Re: Row pattern recognition

From: Henson Choi <assam258(at)gmail(dot)com>
To: Tatsuo Ishii <ishii(at)postgresql(dot)org>
Cc: zsolt(dot)parragi(at)percona(dot)com, sjjang112233(at)gmail(dot)com, vik(at)postgresfriends(dot)org, er(at)xs4all(dot)nl, jacob(dot)champion(at)enterprisedb(dot)com, david(dot)g(dot)johnston(at)gmail(dot)com, peter(at)eisentraut(dot)org, pgsql-hackers(at)postgresql(dot)org
Subject: Re: Row pattern recognition
Date: 2026-04-04 07:31:13
Message-ID: CAAAe_zAKAGKpK9iHx3ZSuG59sP93r5dfootqv5tCfaMt=w6wzA@mail.gmail.com
Views: Whole Thread | Raw Message | Download mbox | Resend email
Thread:
Lists: pgsql-hackers

Hi hackers,

I'd like to propose an extension to the context absorption
optimization for Row Pattern Recognition in the window clause:
fixed-length iteration group absorption. This builds on the
two-flag absorption design [1] and three-phase execution
framework [2], and is a sibling optimization to PREFIX pattern
absorption [3].

The existing framework requires group children to have exactly
{1,1} quantifiers. This relaxes the constraint to accept any
fixed-length quantifier (min == max), allowing patterns like
(A B{2})+ and (A (B{2} C){4})+ to benefit from absorption
with no runtime changes.

PREFIX absorption [3] handles fixed-length elements before
the unbounded repetition; this handles fixed-length elements
inside the unbounded group.

[1] Context absorption design - two-flag approach
https://www.postgresql.org/message-id/CAAAe_zCmjDRf9u19xRRbtzq%2B-7ujqadZk0izz0mkef2j%2BWpBBA%40mail.gmail.com
[2] Three-phase absorption framework (Match -> Absorb -> Advance)
https://www.postgresql.org/message-id/CAAAe_zAGLOF_qporKahnL8ajSu_eXZYsJN2M1cEeF5n5GWSNdQ%40mail.gmail.com
[3] PREFIX pattern absorption
https://www.postgresql.org/message-id/CAAAe_zDq7R8CaDfmh8C%2BH3_639Y5LtJD%2B2Z%3D1txDt%3DvaOr90rQ%40mail.gmail.com
[4] FIRST/LAST navigation design note
https://www.postgresql.org/message-id/CAAAe_zCUrKGBgZdaazdO_v9QWHsS_1DXuP%3DrLeNhO3iwsHwwbg%40mail.gmail.com

Design Note: Fixed-Length Iteration Group Absorption
=====================================================

1. Problem Definition
=====================

1.1 Current Absorption Scope

Context absorption currently requires that children of an unbounded
group have exactly {1,1} quantifiers. This means only simple patterns
like (A B)+ qualify for absorption.

Patterns like (A B{2})+ or (A (B{2} C){4})+ are excluded even though
each iteration consumes a fixed number of rows.

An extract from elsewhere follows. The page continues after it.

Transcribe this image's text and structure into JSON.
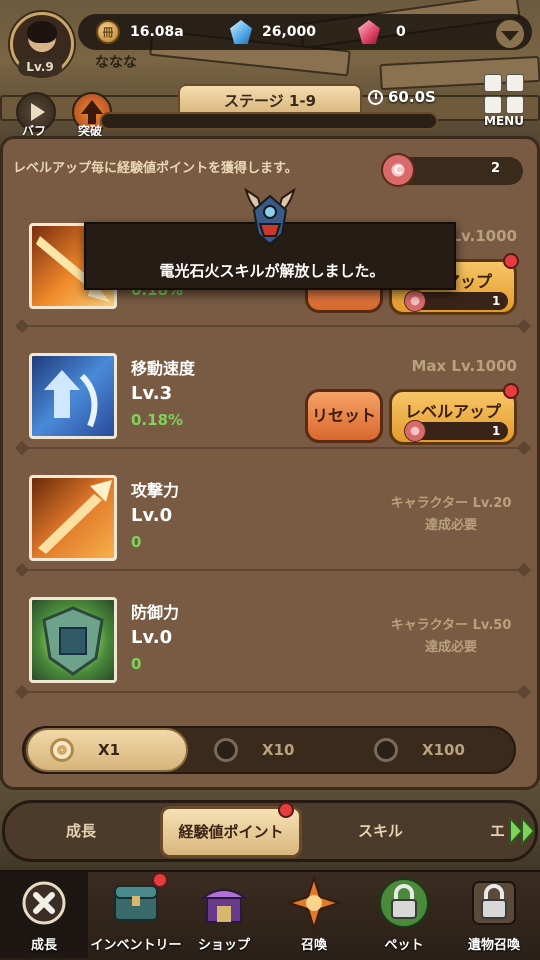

1.2 The Fixed-Length Constraint

The existing {1,1} check is overly restrictive. The actual requirement
for absorption is that each iteration of the group consumes a fixed
number of rows, so that the count-dominance property holds: an older
context always has a repeat count >= any newer context at the same
element.

Any group where all children have min == max (recursively) satisfies
this property, regardless of nesting depth or quantifier values.

2. Relationship to the Existing Framework
==========================================

2.1 Position in the Three-Phase Execution Model

The Match -> Absorb -> Advance model [2] is preserved as-is. This
optimization only changes compile-time eligibility analysis in the
two-flag framework [1]; the Absorb phase logic is unchanged.

2.2 Prerequisites

The same four prerequisites as existing absorption apply:

1. Greedy quantifier -- the outer group must be greedy.
2. SKIP TO PAST LAST ROW -- prior matches suppress subsequent
start points.
3. UNBOUNDED FOLLOWING -- all contexts see the same future rows.
4. Shared DEFINE evaluation -- all contexts produce the same
DEFINE result for a given row [4].

2.3 Extension of the Dominance Order

The existing dominance condition is unchanged:

C_old and C_new are in the absorbable region of the same
element, and C_old.counts >= C_new.counts.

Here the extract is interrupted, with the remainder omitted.